Bent Arrow’s Kinship Care Program: A Pathway

Today we wanted to share with you in more detail every step and aspect of the Nitotemak Kinship Care Program. This pathway follows the steps that a child goes through while in Kinship Care; how the child succeeds and thrives with the help of the Kinship Care worker and their Kinship Caregiver. 

Several cultural elements were incorporated into this map, including teepees which signify resources and supports available to the child and family, medicine wheels that highlight sacred practices and ceremonies, grandfather rock which can be found along the path and symbolizes connection to our ancestors, and the 7 Sacred Teachings which appear as text on the arms and legs of the turtle, and as animal icons on the path near images where that quality is observed. The overall layout of the map represents Turtle Island and is a reminder of cultural identity and deep connection to the earth. 
We start in the center of the map with the Awasis, as the child grows and develops in the mother’s womb and prepares to enter the world. A sunburst, representing the life force and energy of the Awasis emanates from the family tree. The tree informs of the child’s lineage and represents the family’s deep connection to the land, with roots that reach deep into Mother Earth. The family tree also symbolizes the Sundance model, with the child and its biological parents at the center. The middle ring includes extended family members such as grandparents, siblings of the parents, and the child’s cousins. The outer circle represents members of the community. 
The bent arrow at the beginning of the path symbolizes a different upbringing and shows the direction of movement into and through the Nitotemak kinship program. As we travel along the path the first image that we see is a child sitting alone at the foot of her bed, unable to receive all the care that she needs.  

The following image shows a feast being shared by the family and extended family. 

The eagle can be seen on the path near this image symbolizing love; knowing this, one can understand why the last image shows the child at a blanket ceremony, where the child is presented with an Eagle feather and a star blanket.  

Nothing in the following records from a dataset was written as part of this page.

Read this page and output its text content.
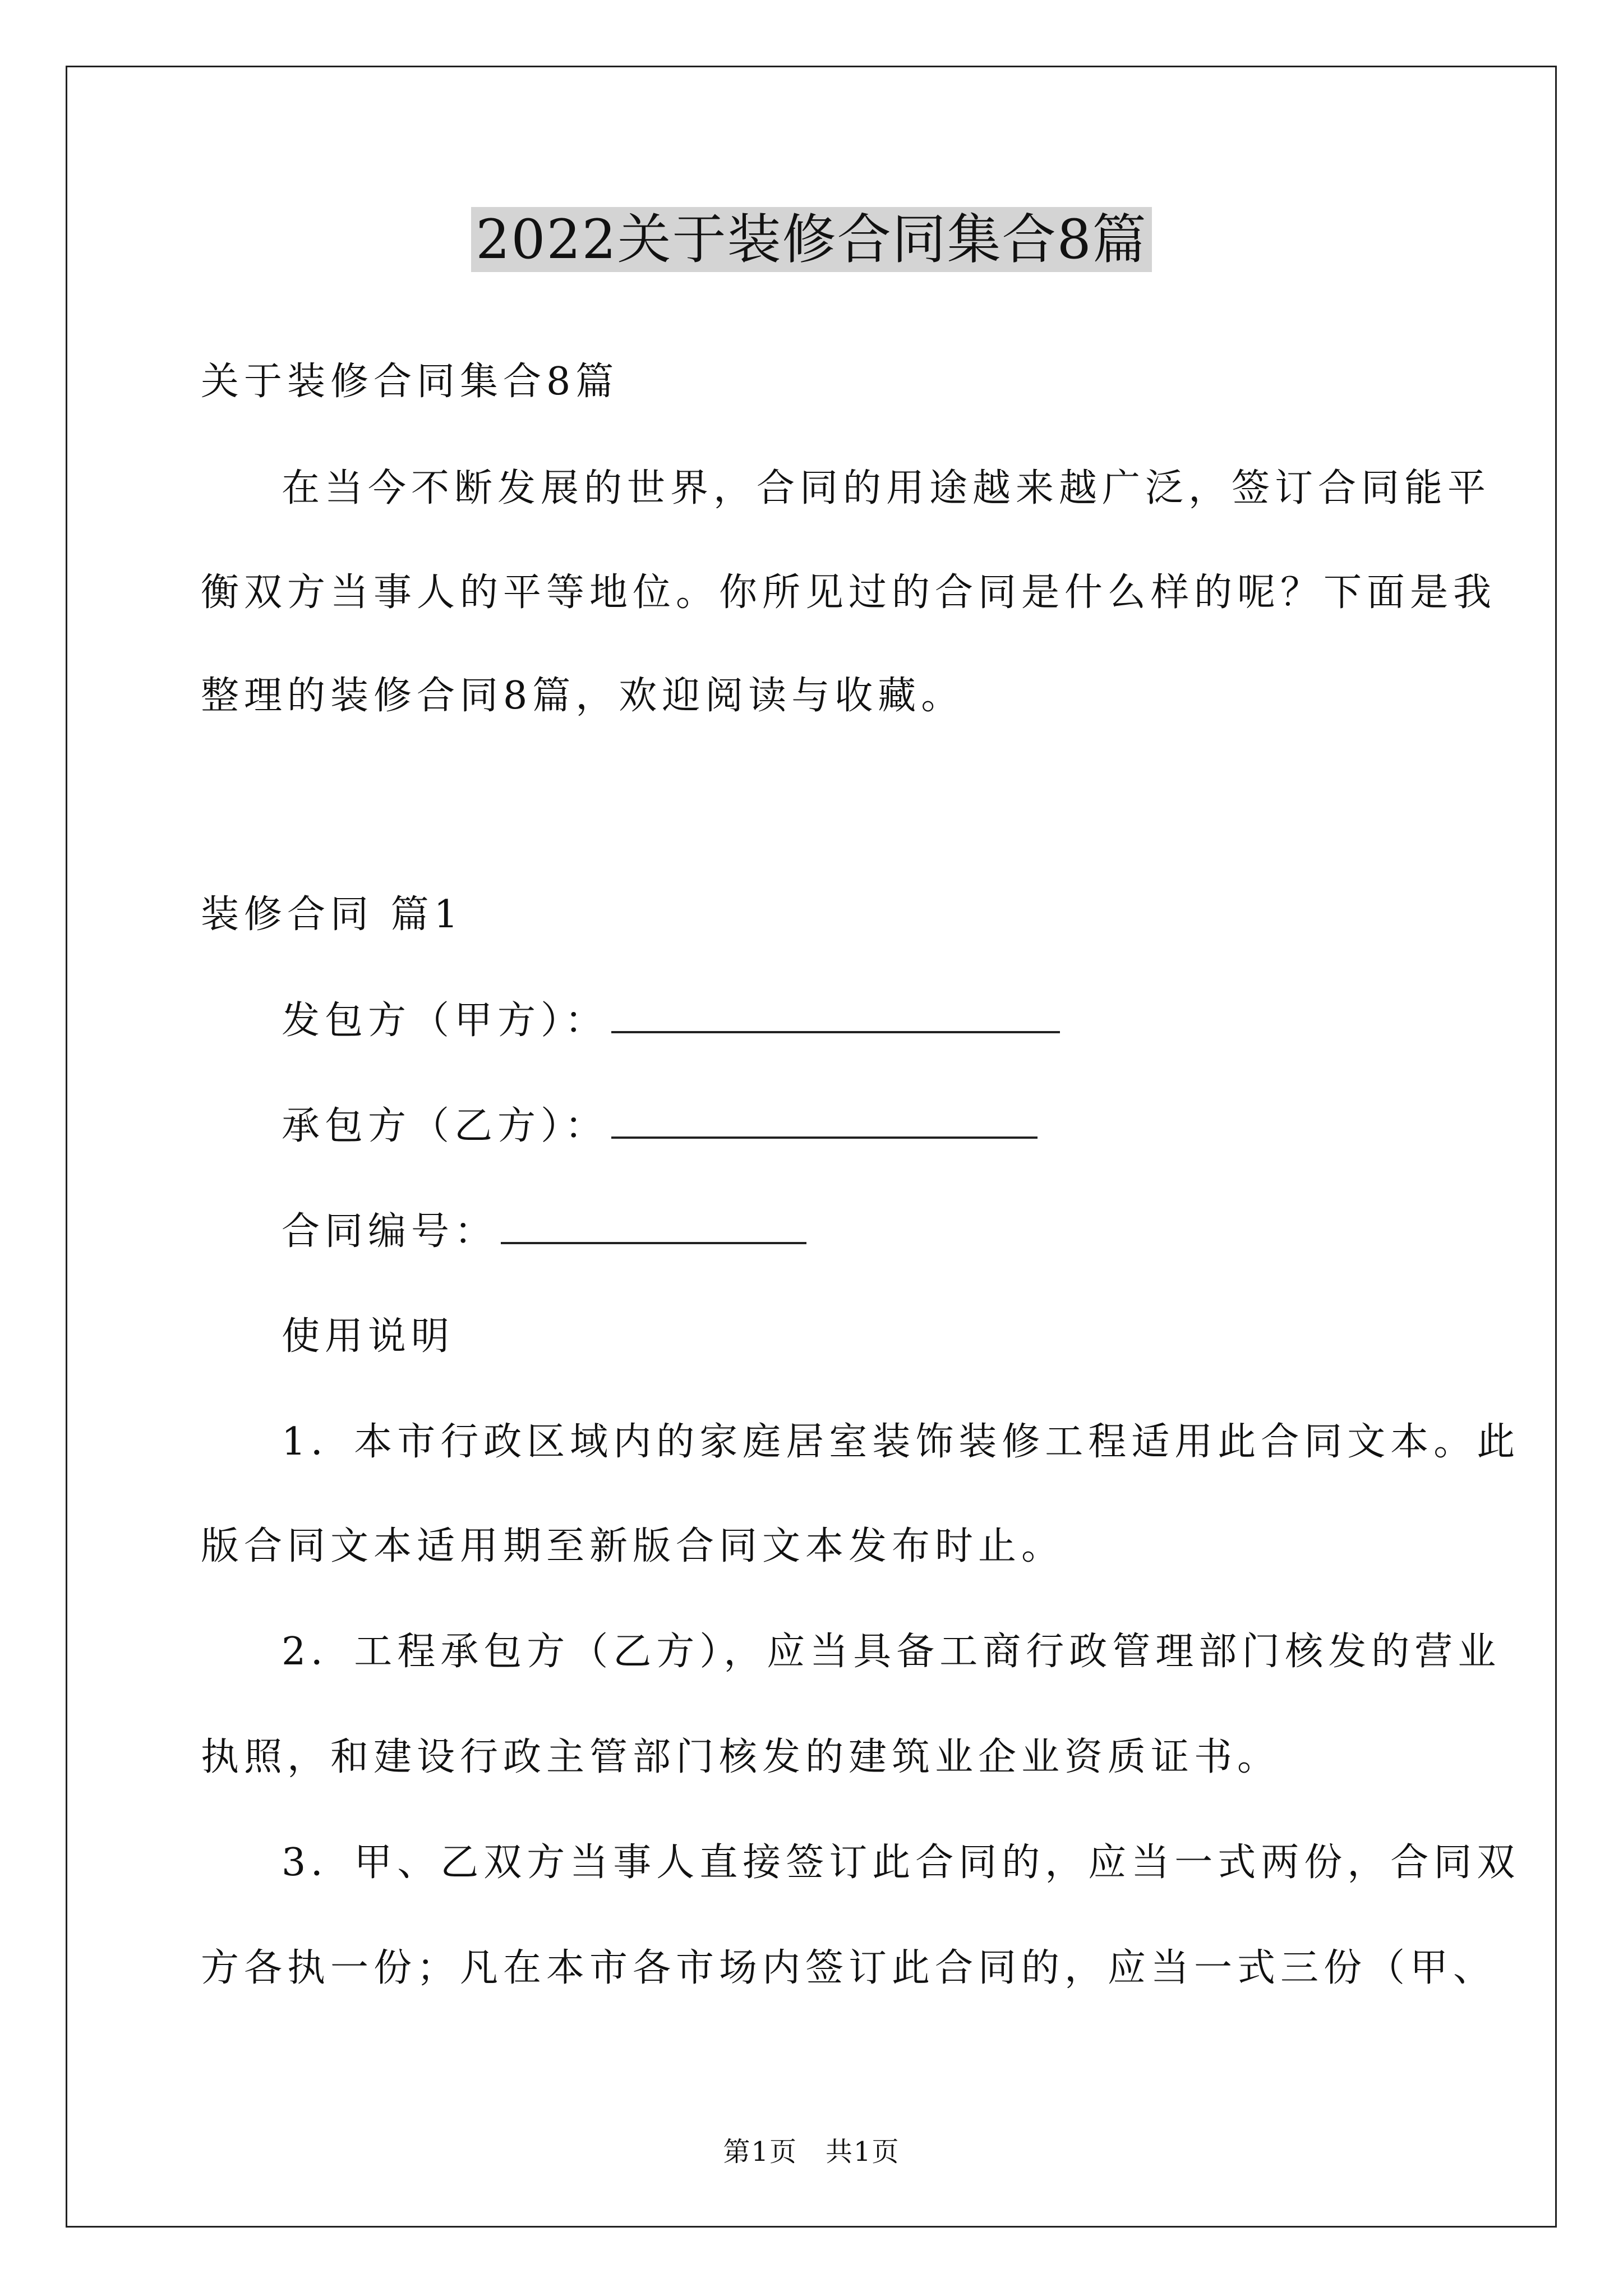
2022关于装修合同集合8篇
关于装修合同集合8篇
在当今不断发展的世界，合同的用途越来越广泛，签订合同能平
衡双方当事人的平等地位。你所见过的合同是什么样的呢？下面是我
整理的装修合同8篇，欢迎阅读与收藏。
装修合同 篇1
发包方（甲方）：
承包方（乙方）：
合同编号：
使用说明
1．本市行政区域内的家庭居室装饰装修工程适用此合同文本。此
版合同文本适用期至新版合同文本发布时止。
2．工程承包方（乙方），应当具备工商行政管理部门核发的营业
执照，和建设行政主管部门核发的建筑业企业资质证书。
3．甲、乙双方当事人直接签订此合同的，应当一式两份，合同双
方各执一份；凡在本市各市场内签订此合同的，应当一式三份（甲、
第1页　共1页
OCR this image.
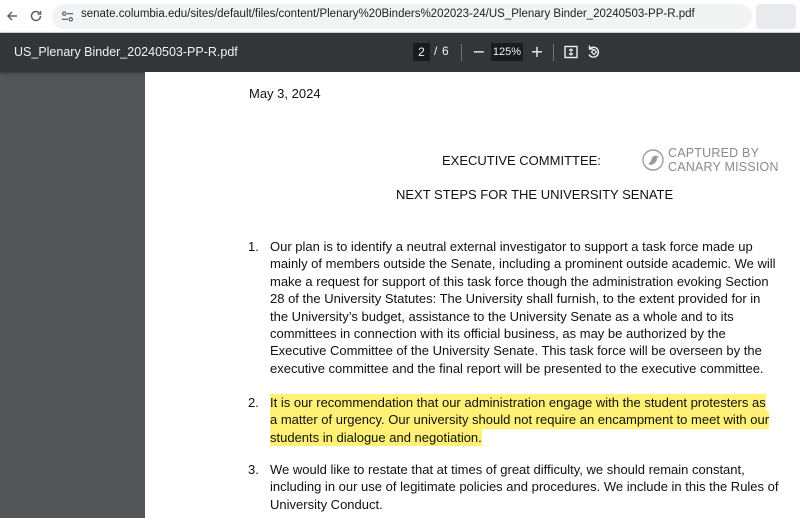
senate.columbia.edu/sites/default/files/content/Plenary%20Binders%202023-24/US_Plenary Binder_20240503-PP-R.pdf
US_Plenary Binder_20240503-PP-R.pdf	2 / 6 − 125% +
May 3, 2024
EXECUTIVE COMMITTEE:
NEXT STEPS FOR THE UNIVERSITY SENATE
CAPTURED BY
CANARY MISSION
1. Our plan is to identify a neutral external investigator to support a task force made up
mainly of members outside the Senate, including a prominent outside academic. We will
make a request for support of this task force though the administration evoking Section
28 of the University Statutes: The University shall furnish, to the extent provided for in
the University’s budget, assistance to the University Senate as a whole and to its
committees in connection with its official business, as may be authorized by the
Executive Committee of the University Senate. This task force will be overseen by the
executive committee and the final report will be presented to the executive committee.
2. It is our recommendation that our administration engage with the student protesters as
a matter of urgency. Our university should not require an encampment to meet with our
students in dialogue and negotiation.
3. We would like to restate that at times of great difficulty, we should remain constant,
including in our use of legitimate policies and procedures. We include in this the Rules of
University Conduct.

The teepee found on the path leading up to that image represents support from Bent Arrow, and the Sasquatch symbolizes the honesty that is required during this process. The medicine wheel reminds us that this is a sacred practice. 

In the next image we see the child being introduced to her kinship contact. 

Next, we see the child settling into their kinship home. 

Moving along the path we see the child testing boundaries in the kinship home. The wolf, symbolizing humility, can be found on the path approaching that image. 

Next, we see an in-home visit. We start most visits with smudging and make space for Practice as Ceremony. 

The following image represents various community support available to the child and family. 
In the next image the child is meeting with a counsellor. The teepee represents external supports, and the bear reminds us of the courage that is necessary in this situation. 

The Buffalo and Beaver can be found on the path near this image representing respect and wisdom. The teepee and medicine wheel are also present, representing external supports and sacred practices as an alternative to counselling, Elders often support families through trauma.  

The next image shows an Elder from the community making dream catchers with the mom, dad, caregivers, and child. This symbolizes how we connect children to Elders from their own communities, to learn our traditional teachings. 

The Beaver is also near this image which symbolizes wisdom. We see the caregiver meeting with the child’s teacher at a parent-teacher conference. 

The next image is smudging before a meeting. The turtle is present, representing truth, as well as the medicine wheel symbolizing a sacred practice. 

Finally, the pathway presents a Round Dance, where the child, biological parents, kinship caregivers and others come together to celebrate. The medicine wheel indicates that this is a sacred ceremony, and the Buffalo is nearby symbolizing respect for cultural identity and heritage.